What is meant when one says that a finite field contains an $n$th root of $a$? Is it an exquisite way to say that the multiplicative group of the field has an element $x$ such that $x^n=a$? If $a=-1$, is it equivalent to saying that the group contains an element of order $2n$?
What if the field is infinite?
Yes. An $n$-th root of $a$ is some solution of $x^n = a$. The field could be finite or infinite.
An $n$-th root of $1$ is some solution of $x^n=1$. For example, it could be $1$. There is no implicit meaning that an $n$-th root of $1$ actually has order $n$. An $n$-th root of $-1$ need not have order $2n$. For example, a $3$rd root of $-1$ is the name for a solution of $x^3 = -1$. One such solution is $-1$, which in characteristic not $2$ has order $2$, not $2n = 6$.
Supplementing the other answers somewhat because the OP's comment to KCd's answer brought up the need for this.
We can say a bit more!
Undoubtedly you have seen the following result when studying cyclic groups.
Fact 1. If $c$ has order $n$, then the order of $c^k$ is given by the formula $$\operatorname{ord}(c^k)=\frac{n}{\gcd(n,k)}.$$
This leads to the following (I have used it many times when answering a question about finite fields).
Fact 2. Assume that $p$ is a prime, $x^p=a$, and that $k=\operatorname{ord}(a)$ is divisible by $p$. Then $$\operatorname{ord}(x)=pk.$$
Proof. Let $m=\operatorname{ord}(x)$. The first fact tells us that $$ k=\frac{m}{\gcd(m,p)}. $$ Because $p$ is a prime that $\gcd$ is either $1$ or $p$, so we have either $k=m$ or $k=m/p$. Or, equivalently $m=k$ or $m=pk$. But, $p\mid k$, so $$ x^k=(x^p)^{k/p}=a^{k/p}\neq1. $$ Therefore $m\neq k$, so $m=pk$. QED.
Example. If $K$ is a field of characteristic $\neq2$ (so that $-1\neq1$), and $a^2=-1$, then $a$ has order $4$.

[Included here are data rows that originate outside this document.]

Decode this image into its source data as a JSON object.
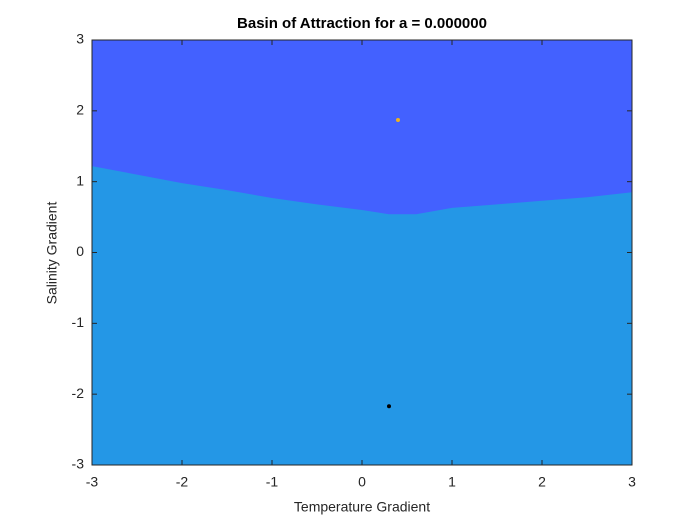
{
  "chart_data": {
    "type": "basin",
    "title": "Basin of Attraction for a = 0.000000",
    "xlabel": "Temperature Gradient",
    "ylabel": "Salinity Gradient",
    "xlim": [
      -3,
      3
    ],
    "ylim": [
      -3,
      3
    ],
    "xticks": [
      -3,
      -2,
      -1,
      0,
      1,
      2,
      3
    ],
    "yticks": [
      -3,
      -2,
      -1,
      0,
      1,
      2,
      3
    ],
    "upper_color": "#4361ff",
    "lower_color": "#2497e6",
    "boundary": {
      "x": [
        -3,
        -2.5,
        -2,
        -1.5,
        -1,
        -0.5,
        0,
        0.3,
        0.6,
        1,
        1.5,
        2,
        2.5,
        3
      ],
      "y": [
        1.22,
        1.1,
        0.98,
        0.88,
        0.77,
        0.68,
        0.6,
        0.54,
        0.54,
        0.63,
        0.68,
        0.73,
        0.78,
        0.85
      ]
    },
    "points": [
      {
        "x": 0.4,
        "y": 1.87,
        "color": "#edb120"
      },
      {
        "x": 0.3,
        "y": -2.17,
        "color": "#000000"
      }
    ]
  }
}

So the first fact always constrains the orders of roots of an element of a known order. We similarly see that a cubic root of an element of order $9$ has order $3\cdot9=27$. But, a cubic root of an element of order $8$ has order either $8$ or $24$. In fact, both possibilities occur as you can easily verify in the field of complex numbers. Cubing permutes the solutions of $z^8=1$, so one cubic root of an element of order eight also has order eight.
Let $F$ be a field. Let $a \in F$. Let $n \in \Bbb N$.

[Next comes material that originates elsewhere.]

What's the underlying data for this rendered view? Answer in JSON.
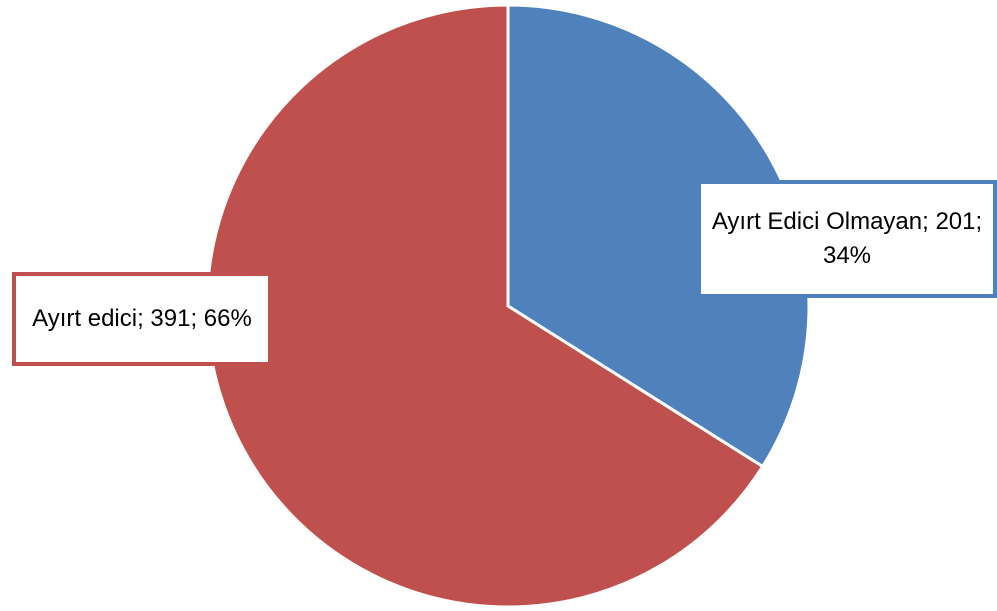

We say that $F$ has an nth root of $a$ if there is $x \in F$ such that $x^n = a$ (we do not require it to be in the multiplicative group).
If $a = -1$ and $F$ is not of characteristic $2$, then if $x^n = -1$ then we know that the order of $x$ divides $2n$. It does not mean that $x$ has order $2n$ (e.g. $x=-1$, $n=3$).
It does not matter if the field is finite or infinite.